I wouldn’t go so far as to say they’re misrepresenting. We found something different than they did when using a different substance than they did.
If I was testing somebody for diabetes, I have instruments in a lab, or in my office, that are standardized. When it comes to periods, we’re dependent on using these products that weren’t created with the goal of diagnosing HMB in mind. They’re created to help somebody who’s menstruating manage their periods. I think the bottom line isn’t so much that companies need to standardize things as we need to be aware as physicians and other health care providers just how much these products can hold.
My friends are talking about switching from tampons and pads to alternative products like cups and discs. You note in the study that you’ve seen this as well in practice.
Yes!
What do you think this shift will mean for the diagnosis and treatment of HMB and other conditions?
Honestly, I think it’s gonna be better. The menstrual cups report the volume that it takes to fill them. The volume is the volume is the volume. I think it actually has the potential to make things a lot easier and more straightforward.
A lot of the language that we use around menstrual bleeding is really vague. Even on these products’ websites, it’s talking about if your flow is light or medium. As a menstruator, I don’t really know what that means. Have you seen this vague language with your patients?
It’s very vague, and it’s also very subjective. For example, I’ll have families of patients where all the periods are heavy. They’ll say, Oh, my periods are totally normal. Then I talk to them, and they’re filling a menstrual cup every two hours, and that’s definitely not normal. That’s why we need studies like the one that we did here. We thought it was so important to get something objective.
The statistics say that probably about a third of folks who menstruate will have HMB at some point in their lives. And I think certainly fewer than a third of menstruating folks are treated and evaluated for HMB. There’s a big disparity there. Also, when we first start menstruating, and then towards the end of menstruation, periods can be extra heavy during those times. Those are perhaps the times that we as a society talk about the least: puberty and menopause.
Using human blood in these studies, then, could help patients and providers?

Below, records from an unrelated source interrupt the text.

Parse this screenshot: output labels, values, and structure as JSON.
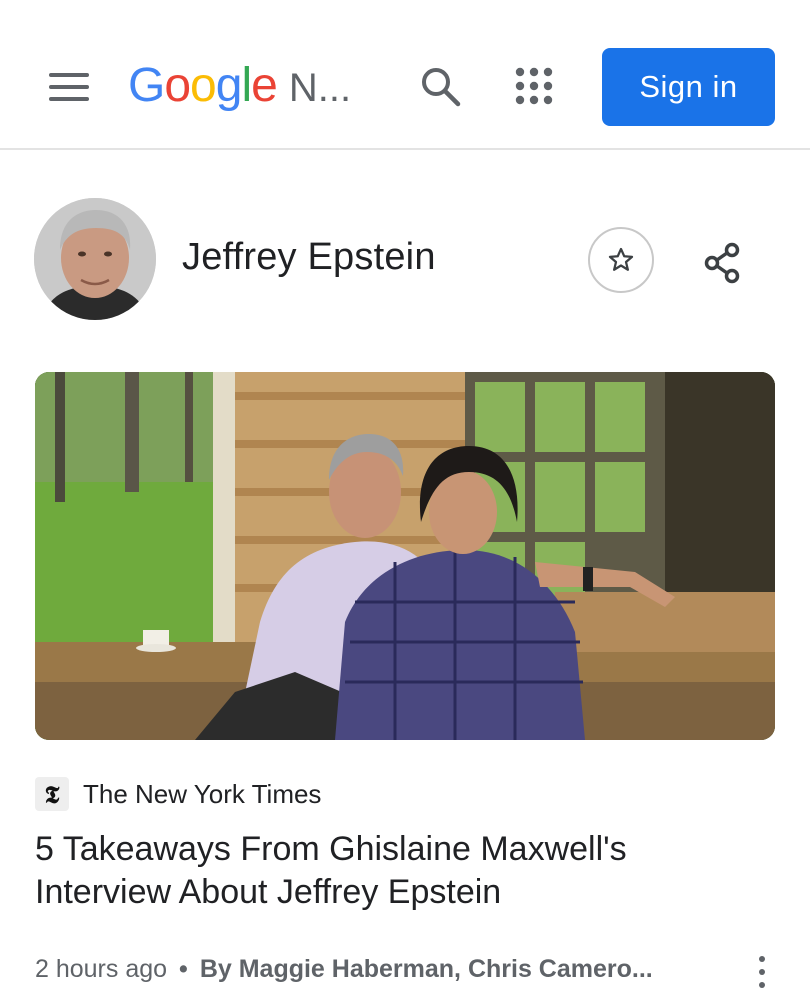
{
  "header": {
    "logo_parts": [
      "G",
      "o",
      "o",
      "g",
      "l",
      "e"
    ],
    "logo_suffix": "N...",
    "signin_label": "Sign in"
  },
  "topic": {
    "title": "Jeffrey Epstein"
  },
  "article": {
    "source": "The New York Times",
    "source_logo_glyph": "𝕿",
    "headline": "5 Takeaways From Ghislaine Maxwell's Interview About Jeffrey Epstein",
    "time": "2 hours ago",
    "separator": "•",
    "byline": "By Maggie Haberman, Chris Camero..."
  },
  "colors": {
    "accent": "#1a73e8",
    "google_blue": "#4285f4",
    "google_red": "#ea4335",
    "google_yellow": "#fbbc05",
    "google_green": "#34a853",
    "icon_gray": "#5f6368"
  },
  "icons": [
    "menu-icon",
    "search-icon",
    "apps-grid-icon",
    "star-icon",
    "share-icon",
    "more-vert-icon"
  ]
}
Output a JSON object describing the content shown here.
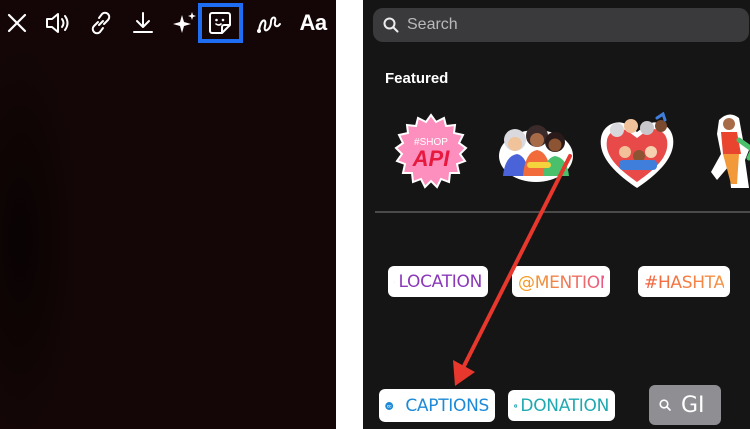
{
  "left_panel": {
    "toolbar": {
      "close_icon": "close-icon",
      "sound_icon": "sound-icon",
      "link_icon": "link-icon",
      "download_icon": "download-icon",
      "effects_icon": "sparkles-icon",
      "sticker_icon": "sticker-icon",
      "draw_icon": "draw-icon",
      "text_label": "Aa",
      "highlight_color": "#1f6df2"
    }
  },
  "right_panel": {
    "search": {
      "placeholder": "Search"
    },
    "section_title": "Featured",
    "featured_stickers": [
      {
        "name": "shop-api-sticker",
        "hashtag": "#SHOP",
        "text": "API"
      },
      {
        "name": "people-group-sticker"
      },
      {
        "name": "heart-family-sticker"
      },
      {
        "name": "dancing-people-sticker"
      }
    ],
    "chips": {
      "location": "LOCATION",
      "mention": "@MENTION",
      "hashtag": "#HASHTAG",
      "captions": "CAPTIONS",
      "captions_badge": "CC",
      "donation": "DONATION",
      "gif": "GI"
    },
    "colors": {
      "location": "#8a3ab9",
      "mention_start": "#f7a21b",
      "mention_end": "#e9528f",
      "hashtag_start": "#f2613f",
      "hashtag_end": "#f5a04a",
      "captions": "#1c8ad8",
      "donation": "#20a9b0",
      "arrow": "#e8372c"
    }
  }
}
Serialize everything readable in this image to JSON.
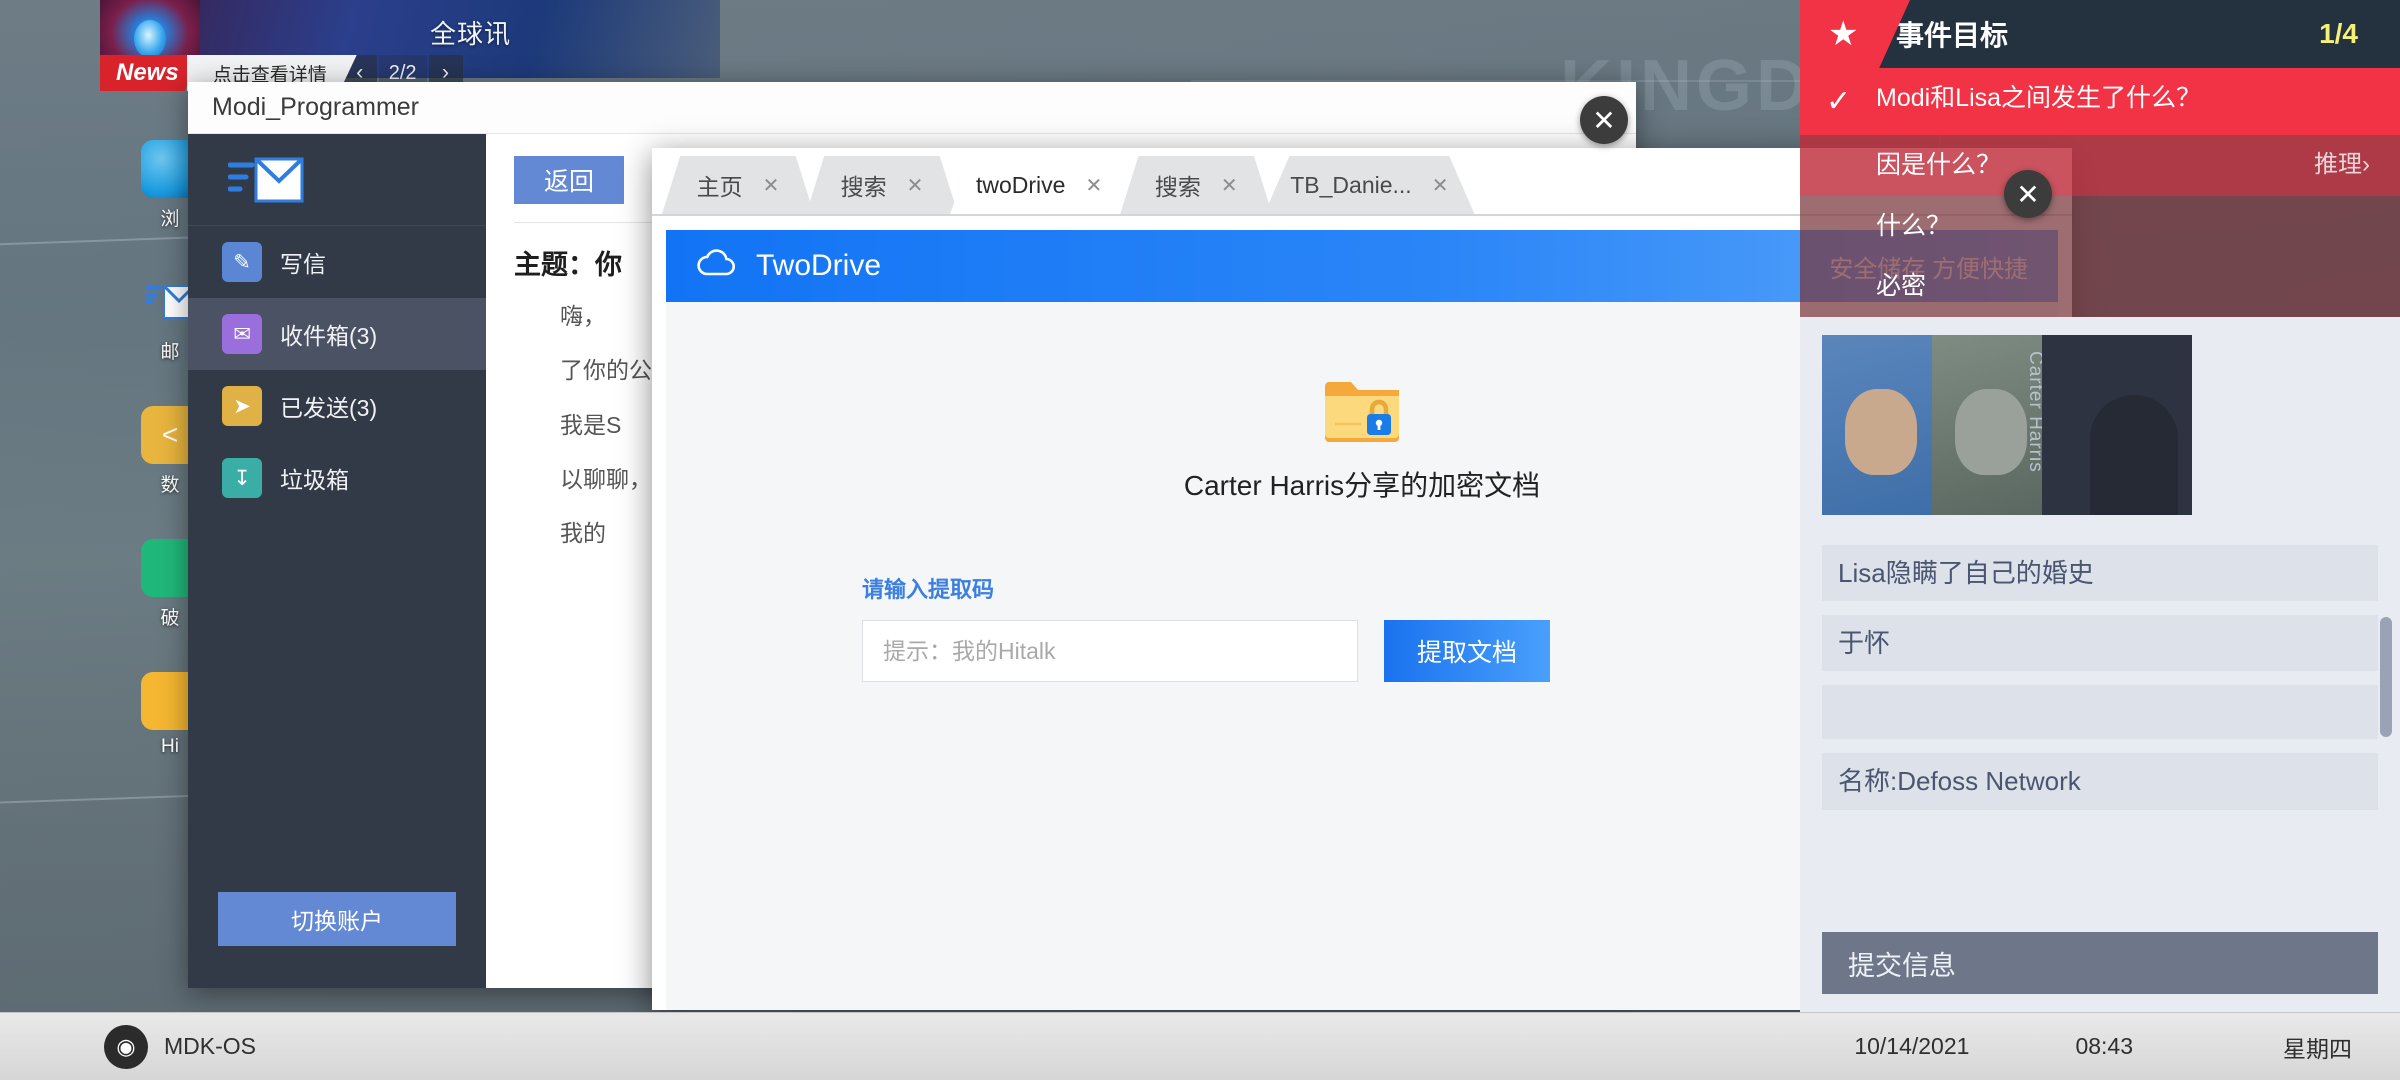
{
  "desktop": {
    "wallpaper_watermark": "KINGDO",
    "icons": [
      {
        "label": "浏",
        "icon": "browser-icon"
      },
      {
        "label": "邮",
        "icon": "mail-icon"
      },
      {
        "label": "数",
        "icon": "database-icon"
      },
      {
        "label": "破",
        "icon": "crack-tool-icon"
      },
      {
        "label": "Hi",
        "icon": "hitalk-icon"
      }
    ]
  },
  "news_banner": {
    "title": "全球讯",
    "tag": "News",
    "detail_label": "点击查看详情",
    "prev_icon": "‹",
    "next_icon": "›",
    "page_count": "2/2"
  },
  "mail_window": {
    "title": "Modi_Programmer",
    "logo_icon": "mail-logo-icon",
    "nav": [
      {
        "label": "写信",
        "icon": "compose-icon",
        "active": false
      },
      {
        "label": "收件箱(3)",
        "icon": "inbox-icon",
        "active": true
      },
      {
        "label": "已发送(3)",
        "icon": "sent-icon",
        "active": false
      },
      {
        "label": "垃圾箱",
        "icon": "trash-icon",
        "active": false
      }
    ],
    "switch_account_label": "切换账户",
    "back_label": "返回",
    "subject": "主题：你",
    "paragraphs": [
      "嗨，",
      "了你的公",
      "我是S",
      "以聊聊，",
      "我的"
    ]
  },
  "browser": {
    "tabs": [
      {
        "label": "主页",
        "active": false
      },
      {
        "label": "搜索",
        "active": false
      },
      {
        "label": "twoDrive",
        "active": true
      },
      {
        "label": "搜索",
        "active": false
      },
      {
        "label": "TB_Danie...",
        "active": false
      }
    ],
    "tab_close_icon": "✕",
    "close_icon": "✕"
  },
  "twodrive": {
    "brand": "TwoDrive",
    "brand_icon": "cloud-icon",
    "tagline": "安全储存 方便快捷",
    "folder_icon": "locked-folder-icon",
    "doc_title": "Carter Harris分享的加密文档",
    "code_label": "请输入提取码",
    "code_value": "",
    "code_placeholder": "提示：我的Hitalk",
    "extract_label": "提取文档",
    "accent_color": "#1a72ef"
  },
  "mission_panel": {
    "title": "事件目标",
    "star_icon": "star-icon",
    "progress": "1/4",
    "objectives": [
      {
        "check": "✓",
        "text": "Modi和Lisa之间发生了什么？",
        "link": "",
        "state": "done"
      },
      {
        "check": "",
        "text": "因是什么？",
        "link": "推理›",
        "state": "active"
      },
      {
        "check": "",
        "text": "什么？",
        "link": "",
        "state": "dim"
      },
      {
        "check": "",
        "text": "必密",
        "link": "",
        "state": "dim"
      }
    ],
    "portraits": [
      {
        "name": "",
        "id": "portrait-modi"
      },
      {
        "name": "Carter Harris",
        "id": "portrait-carter"
      },
      {
        "name": "",
        "id": "portrait-unknown"
      }
    ],
    "clues": [
      "Lisa隐瞒了自己的婚史",
      "于怀",
      "名称:Defoss Network"
    ],
    "submit_label": "提交信息"
  },
  "taskbar": {
    "os_icon": "mdk-os-icon",
    "os_name": "MDK-OS",
    "date": "10/14/2021",
    "time": "08:43",
    "weekday": "星期四"
  }
}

I think using human blood is going to be better and more accurate than using saline. That said, menstrual blood is more than just the red blood cells we used. It includes other secretions and endometrial cells and it varies tremendously between people and between days of cycle. So, there’s never going to be perfect standardization. We think our method is better, of course, but we also acknowledge that there’s limitations to it.
How are menstruators going to be impacted in the future by this study, and having more accurate knowledge of what the products they use for their periods really do?
I want to be very clear, we did not decide at the end of this study that any menstrual product was best for anything. It’s a highly individual decision. I don’t think that we do or really should choose products based on how many milliliters of blood they contain. There are so many more individual reasons to prefer one product over another. Social media has focused on maybe some products not being as absorptive as they reported, and I understand that frustration. But I don’t think it’s a main point that we were trying to get at.
What I hope this changes is the conversation that doctors have with patients. We were really just trying to make sure that nobody has a diagnosis of HMB missed because doctors don’t realize that their period products are absorbing so much blood. I just want people to know that there are a ton of options for treating HMB. People really shouldn’t have to suffer with that.
This interview has been edited for length and clarity.